Hunfen partageait l’étonnement du mage, et regretta de n’avoir pas été en mesure de voir cela de ses yeux, alors qu’il avait été aussi proche de la bête. Il fut cependant interrompu dans son fil de pensées quand Irileth poursuivit : « De plus, nous avons retrouvé Hunfen inconscient à côté du cadavre du dragon. Je ne comprends toujours pas comment il n'a pas brûlé avec le corps ! »

Balgruuf se tourna vers l’enfant, visiblement agacé par l'escapade du jeune garçon. « Je t’avais dit de rester à l’intérieur des murs. Ne va pas t’imaginer que le chemin de ronde ne t’a vas vu, mais les gardes n’allaient pas quitter leur poste pour te courir après ! »

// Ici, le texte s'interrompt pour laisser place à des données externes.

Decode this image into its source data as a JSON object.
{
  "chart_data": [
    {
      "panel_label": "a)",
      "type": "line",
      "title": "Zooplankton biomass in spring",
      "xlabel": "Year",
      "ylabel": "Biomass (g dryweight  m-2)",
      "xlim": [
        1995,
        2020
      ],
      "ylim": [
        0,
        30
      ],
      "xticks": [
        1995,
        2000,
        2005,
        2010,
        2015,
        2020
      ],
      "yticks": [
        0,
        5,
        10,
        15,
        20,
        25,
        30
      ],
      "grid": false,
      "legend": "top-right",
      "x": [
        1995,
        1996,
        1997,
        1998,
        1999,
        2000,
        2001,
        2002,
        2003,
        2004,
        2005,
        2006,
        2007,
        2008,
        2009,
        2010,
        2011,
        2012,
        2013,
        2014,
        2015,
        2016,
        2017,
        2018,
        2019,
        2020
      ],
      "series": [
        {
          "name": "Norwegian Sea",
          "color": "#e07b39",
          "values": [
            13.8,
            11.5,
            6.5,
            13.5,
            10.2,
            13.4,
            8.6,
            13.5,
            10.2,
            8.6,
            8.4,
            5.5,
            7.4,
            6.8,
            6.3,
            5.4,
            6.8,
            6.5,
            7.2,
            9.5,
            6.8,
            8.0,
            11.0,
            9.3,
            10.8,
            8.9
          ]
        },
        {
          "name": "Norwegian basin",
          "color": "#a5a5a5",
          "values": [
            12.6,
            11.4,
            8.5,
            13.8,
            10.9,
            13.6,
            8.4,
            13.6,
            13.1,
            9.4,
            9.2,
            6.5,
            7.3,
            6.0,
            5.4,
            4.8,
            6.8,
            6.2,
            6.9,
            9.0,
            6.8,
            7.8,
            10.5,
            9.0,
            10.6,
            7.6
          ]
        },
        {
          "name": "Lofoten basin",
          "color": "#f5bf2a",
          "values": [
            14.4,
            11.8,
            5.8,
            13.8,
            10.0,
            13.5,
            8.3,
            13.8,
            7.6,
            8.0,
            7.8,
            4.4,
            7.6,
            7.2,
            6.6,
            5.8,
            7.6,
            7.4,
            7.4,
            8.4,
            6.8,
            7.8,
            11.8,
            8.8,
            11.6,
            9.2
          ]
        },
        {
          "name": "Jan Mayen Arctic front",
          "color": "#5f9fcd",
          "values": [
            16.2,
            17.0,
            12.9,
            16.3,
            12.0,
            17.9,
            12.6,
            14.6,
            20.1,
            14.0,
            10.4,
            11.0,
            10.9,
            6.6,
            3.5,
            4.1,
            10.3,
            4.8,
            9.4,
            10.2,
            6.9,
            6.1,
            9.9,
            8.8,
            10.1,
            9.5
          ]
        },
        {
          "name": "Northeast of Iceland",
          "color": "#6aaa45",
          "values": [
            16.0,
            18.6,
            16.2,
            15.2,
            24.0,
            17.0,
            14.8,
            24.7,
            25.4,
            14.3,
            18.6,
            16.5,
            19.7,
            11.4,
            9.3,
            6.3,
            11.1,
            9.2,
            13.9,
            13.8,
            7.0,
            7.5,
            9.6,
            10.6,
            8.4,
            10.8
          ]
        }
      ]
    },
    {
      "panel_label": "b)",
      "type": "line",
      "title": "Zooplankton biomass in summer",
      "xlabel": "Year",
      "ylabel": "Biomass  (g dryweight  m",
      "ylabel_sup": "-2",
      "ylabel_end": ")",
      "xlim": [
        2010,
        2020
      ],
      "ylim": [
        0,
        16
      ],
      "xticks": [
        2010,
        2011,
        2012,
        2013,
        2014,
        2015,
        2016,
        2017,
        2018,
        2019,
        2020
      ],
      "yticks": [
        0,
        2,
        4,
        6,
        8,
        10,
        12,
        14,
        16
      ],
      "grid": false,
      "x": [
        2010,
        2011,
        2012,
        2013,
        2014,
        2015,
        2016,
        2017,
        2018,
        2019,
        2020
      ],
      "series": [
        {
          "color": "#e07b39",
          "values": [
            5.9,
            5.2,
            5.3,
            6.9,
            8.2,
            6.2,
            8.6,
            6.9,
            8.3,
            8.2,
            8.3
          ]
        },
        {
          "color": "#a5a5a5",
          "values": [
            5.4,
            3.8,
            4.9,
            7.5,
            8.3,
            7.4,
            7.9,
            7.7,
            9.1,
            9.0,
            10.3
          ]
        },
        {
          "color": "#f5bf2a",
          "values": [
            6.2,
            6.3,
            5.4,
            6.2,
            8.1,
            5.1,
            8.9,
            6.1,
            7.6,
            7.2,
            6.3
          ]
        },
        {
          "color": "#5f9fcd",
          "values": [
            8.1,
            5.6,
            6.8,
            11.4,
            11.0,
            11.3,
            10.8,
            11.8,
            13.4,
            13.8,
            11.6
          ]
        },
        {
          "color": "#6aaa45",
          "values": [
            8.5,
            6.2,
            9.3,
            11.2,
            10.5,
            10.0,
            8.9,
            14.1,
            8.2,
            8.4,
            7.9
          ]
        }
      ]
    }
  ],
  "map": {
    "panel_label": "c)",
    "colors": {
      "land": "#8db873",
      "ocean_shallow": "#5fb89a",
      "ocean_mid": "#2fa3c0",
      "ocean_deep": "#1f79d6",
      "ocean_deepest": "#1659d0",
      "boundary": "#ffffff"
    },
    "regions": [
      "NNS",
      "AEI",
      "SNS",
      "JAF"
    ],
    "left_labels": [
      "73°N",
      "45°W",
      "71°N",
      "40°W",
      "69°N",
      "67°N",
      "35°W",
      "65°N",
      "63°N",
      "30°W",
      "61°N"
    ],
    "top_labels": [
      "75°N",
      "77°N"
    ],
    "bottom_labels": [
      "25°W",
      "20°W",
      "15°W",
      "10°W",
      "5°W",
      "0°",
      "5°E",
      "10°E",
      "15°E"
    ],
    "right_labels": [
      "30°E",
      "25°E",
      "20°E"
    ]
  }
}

L’évidence frappa Hunfen de plein fouet, ajoutant à la honte qui l’étreignait déjà. Trop concentré sur l’escouade qui se dirigeait vers la tour de guet, il avait totalement oublié la présence des gardes sur les murs. Il baissa la tête, tandis que Balgruuf poursuivait son sermon :

« Tu as fait preuve d'une grande imprudence en te rendant seul sur le champ de bataille. Crois-tu que nous serions ravis de te compter parmi les blessés ou les morts ? Tu as encore eu une chance stupéfiante cette fois-ci, mais je n’ai aucune envie de mener ton père à un cadavre lorsqu'il viendra te chercher ! »

Les mots du Jarl claquèrent dans l'esprit de Hunfen. Ses joues s'enflammèrent, et il trouva soudainement un intérêt particulier à la pointe de ses chaussures. Farengar, qui n’avait rien perdu de son excitation, demanda : « Peux-tu nous donner des détails supplémentaires sur le dragon ? As-tu remarqué d’autres choses ? » Balgruuf leva la main pour tempérer l'enthousiasme du mage. « Farengar, ce n'est pas le moment ! »

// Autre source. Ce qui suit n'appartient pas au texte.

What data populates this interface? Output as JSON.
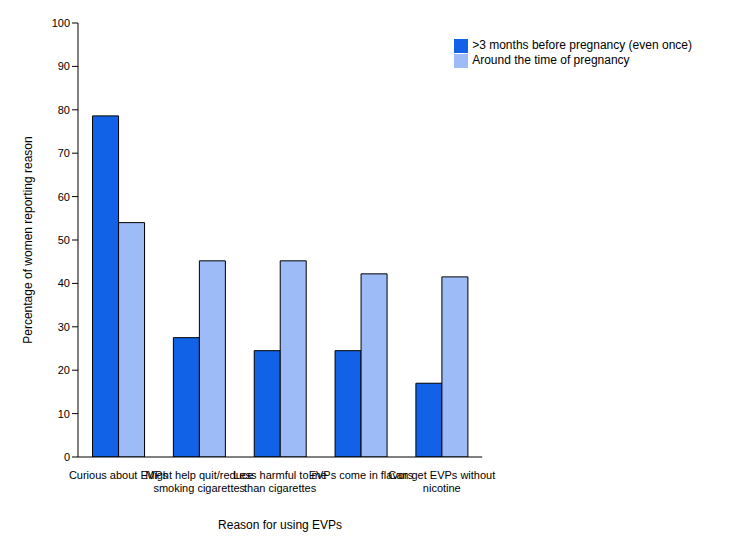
{
  "chart_data": {
    "type": "bar",
    "x_label": "Reason for using EVPs",
    "y_label": "Percentage of women reporting reason",
    "categories": [
      "Curious about EVPs",
      "Might help quit/reduce smoking cigarettes",
      "Less harmful to me than cigarettes",
      "EVPs come in flavors",
      "Can get EVPs without nicotine"
    ],
    "series": [
      {
        "name": ">3 months before pregnancy (even once)",
        "color": "#1262e8",
        "values": [
          78.6,
          27.5,
          24.5,
          24.5,
          17.0
        ]
      },
      {
        "name": "Around the time of pregnancy",
        "color": "#9dbcf7",
        "values": [
          54.0,
          45.2,
          45.2,
          42.2,
          41.5
        ]
      }
    ],
    "ylim": [
      0,
      100
    ],
    "yticks": [
      0,
      10,
      20,
      30,
      40,
      50,
      60,
      70,
      80,
      90,
      100
    ],
    "grid": false,
    "legend": "upper right"
  }
}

Malgré la réprimande, Hunfen releva la tête et regarda le mage, prenant soin de ne pas croiser le regard du Jarl. Il prit un moment pour rassembler ses penser et assurer tant bien que mal sa voix.

« Le dragon qui a attaqué la tour, commença-t-il, les mots sortant péniblement de sa bouche, ses écailles étaient plus claires, presque blanches, et il était un peu plus petit que celui d'Helgen. C'était un dragon différent, j'en suis sûr ! » Son cœur battait à tout rompre, mais il tenait à ce que sa désobéissance restât utile. S’efforçant de faire le tri parmi les informations qui lui paraissaient pertinentes, il poursuivit :« Il a dit plusieurs phrases dans sa langue, mais j’ai cru entendre 'Sovngarde' dans l'une d'elles, dit-il avec hésitation. Et après, il a parlé dans notre langue ! Il a dit que les mortels étaient divertissants ! Et puis "Vous êtes braves, votre défaite me fera honneur" ! »

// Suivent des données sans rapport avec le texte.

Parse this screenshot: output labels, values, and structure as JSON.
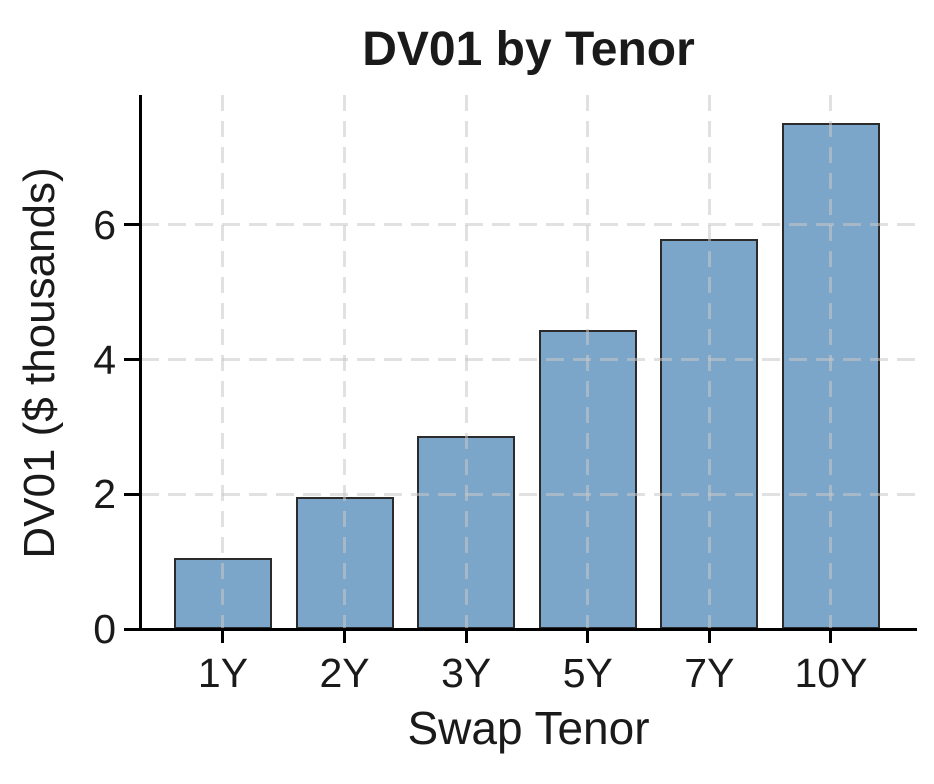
{
  "chart_data": {
    "type": "bar",
    "title": "DV01 by Tenor",
    "xlabel": "Swap Tenor",
    "ylabel": "DV01 ($ thousands)",
    "categories": [
      "1Y",
      "2Y",
      "3Y",
      "5Y",
      "7Y",
      "10Y"
    ],
    "values": [
      1.05,
      1.96,
      2.86,
      4.44,
      5.79,
      7.52
    ],
    "yticks": [
      0,
      2,
      4,
      6
    ],
    "ylim": [
      0,
      7.93
    ],
    "grid": {
      "style": "dashed",
      "axes": "both",
      "drawn_over_bars": true,
      "color": "#c8c8c8"
    },
    "legend": "none",
    "background_color": "#ffffff",
    "bar_fill_color": "#7ca6c9",
    "bar_edge_color": "#2b2b2b",
    "axis_color": "#000000",
    "text_color": "#1a1a1a"
  }
}
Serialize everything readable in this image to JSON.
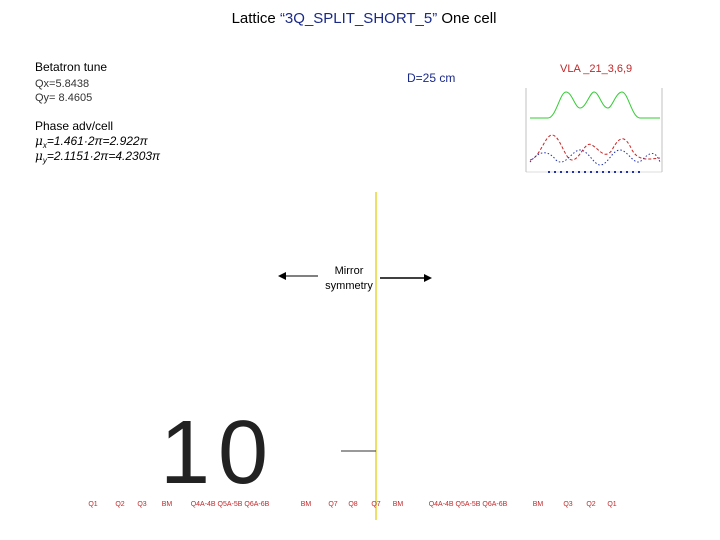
{
  "header": {
    "title_prefix": "Lattice",
    "title_name": "“3Q_SPLIT_SHORT_5”",
    "title_suffix": "One cell"
  },
  "tune": {
    "heading": "Betatron tune",
    "qx": "Qx=5.8438",
    "qy": "Qy= 8.4605"
  },
  "dispersion": "D=25 cm",
  "inset_label": "VLA _21_3,6,9",
  "phase": {
    "heading": "Phase adv/cell",
    "mux": {
      "symbol": "μ",
      "sub": "x",
      "rest": "=1.461·2π=2.922π"
    },
    "muy": {
      "symbol": "μ",
      "sub": "y",
      "rest": "=2.1151·2π=4.2303π"
    }
  },
  "mirror": [
    "Mirror",
    "symmetry"
  ],
  "big_number": "10",
  "elements": [
    "Q1",
    "Q2",
    "Q3",
    "BM",
    "Q4A-4B Q5A-5B Q6A-6B",
    "BM",
    "Q7",
    "Q8",
    "Q7",
    "BM",
    "Q4A-4B Q5A-5B Q6A-6B",
    "BM",
    "Q3",
    "Q2",
    "Q1"
  ]
}
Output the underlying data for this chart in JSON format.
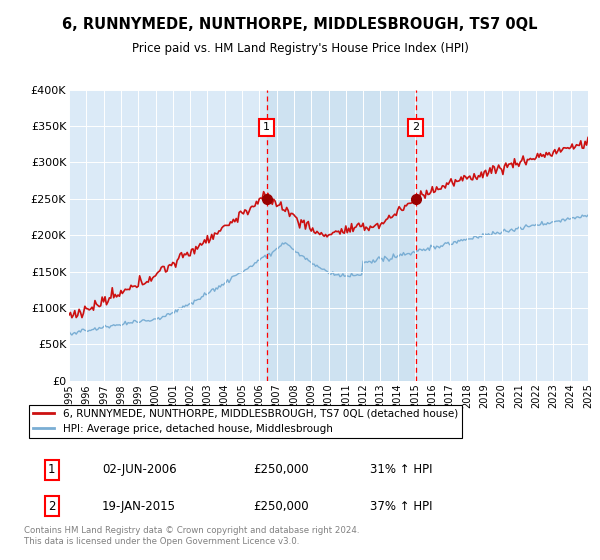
{
  "title": "6, RUNNYMEDE, NUNTHORPE, MIDDLESBROUGH, TS7 0QL",
  "subtitle": "Price paid vs. HM Land Registry's House Price Index (HPI)",
  "bg_color": "#dbeaf7",
  "hpi_color": "#7aaed4",
  "price_color": "#cc1111",
  "shade_color": "#c8dff0",
  "ylim": [
    0,
    400000
  ],
  "yticks": [
    0,
    50000,
    100000,
    150000,
    200000,
    250000,
    300000,
    350000,
    400000
  ],
  "ytick_labels": [
    "£0",
    "£50K",
    "£100K",
    "£150K",
    "£200K",
    "£250K",
    "£300K",
    "£350K",
    "£400K"
  ],
  "sale1_date": 2006.42,
  "sale1_price": 250000,
  "sale2_date": 2015.05,
  "sale2_price": 250000,
  "legend_line1": "6, RUNNYMEDE, NUNTHORPE, MIDDLESBROUGH, TS7 0QL (detached house)",
  "legend_line2": "HPI: Average price, detached house, Middlesbrough",
  "table_row1": [
    "1",
    "02-JUN-2006",
    "£250,000",
    "31% ↑ HPI"
  ],
  "table_row2": [
    "2",
    "19-JAN-2015",
    "£250,000",
    "37% ↑ HPI"
  ],
  "footer": "Contains HM Land Registry data © Crown copyright and database right 2024.\nThis data is licensed under the Open Government Licence v3.0.",
  "xmin": 1995,
  "xmax": 2025
}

Farengar, subjugué, prenait frénétiquement des notes. Balgruuf soupira. Son visage s’adoucit, et il finit par reprendre la parole, d’un ton plus posé : « Écoute, Hunfen, Jorrvaskr n'est sans doute pas le meilleur endroit pour calmer ta témérité, et je ne veux pas te voir risquer ta vie à nouveau. »

Hunfen sentit son cœur se serrer et sa gorge se nouer à ces mots, réalisant que le Jarl allait le retirer de l'environnement qu'il avait commencé à apprécier. Il s’efforça de conserver un visage neutre en attendant d’entendre la décision du Jarl. Ce dernier, après une pause, poursuivit : « Il y a un endroit, à Faillaise, qui accueille les orphelins. Je vais t’y envoyer, le temps que l’on retrouve ton père. Ils sauront bien mieux s’occuper de toi sans te mettre en danger là bas. »

La nouvelle frappa Hunfen comme un coup de poing. On le renvoyait de Blancherive. Son estomac se tordit et il sentit un goût amer envahir sa bouche. Cependant, il se tint droit et acquiesça humblement à la décision du Jarl, luttant pour ne rien laisser paraître de sa détresse.

« Lydia t’escortera jusqu'à Faillaise, » ajouta Balgruuf. « C'est une jeune guerrière talentueuse, experte dans l'art de protéger et de veiller sur autrui. Elle assurera ta sécurité durant le voyage. » Hunfen hocha la tête, incapable de prononcer le moindre mot.

oOo

Lydia attendait patiemment Hunfen à la sortie de Fort-Dragon. C’était une jeune Nordique brune aux traits fins, qui contrastaient avec ses yeux noirs qui, derrière une expression stoïque, semblaient capter le moindre mouvement. Elle portait une armure faite de cuir renforcé de plaques acier, complétée par des gantelets et bottes de confection similaire. Une épée était accrochée à sa taille, tandis que son bras gauche arborait un bouclier de bois et de métal. Elle s'approcha de l’enfant, affichant un air sérieux qui ne laissait guère de place aux sentiments.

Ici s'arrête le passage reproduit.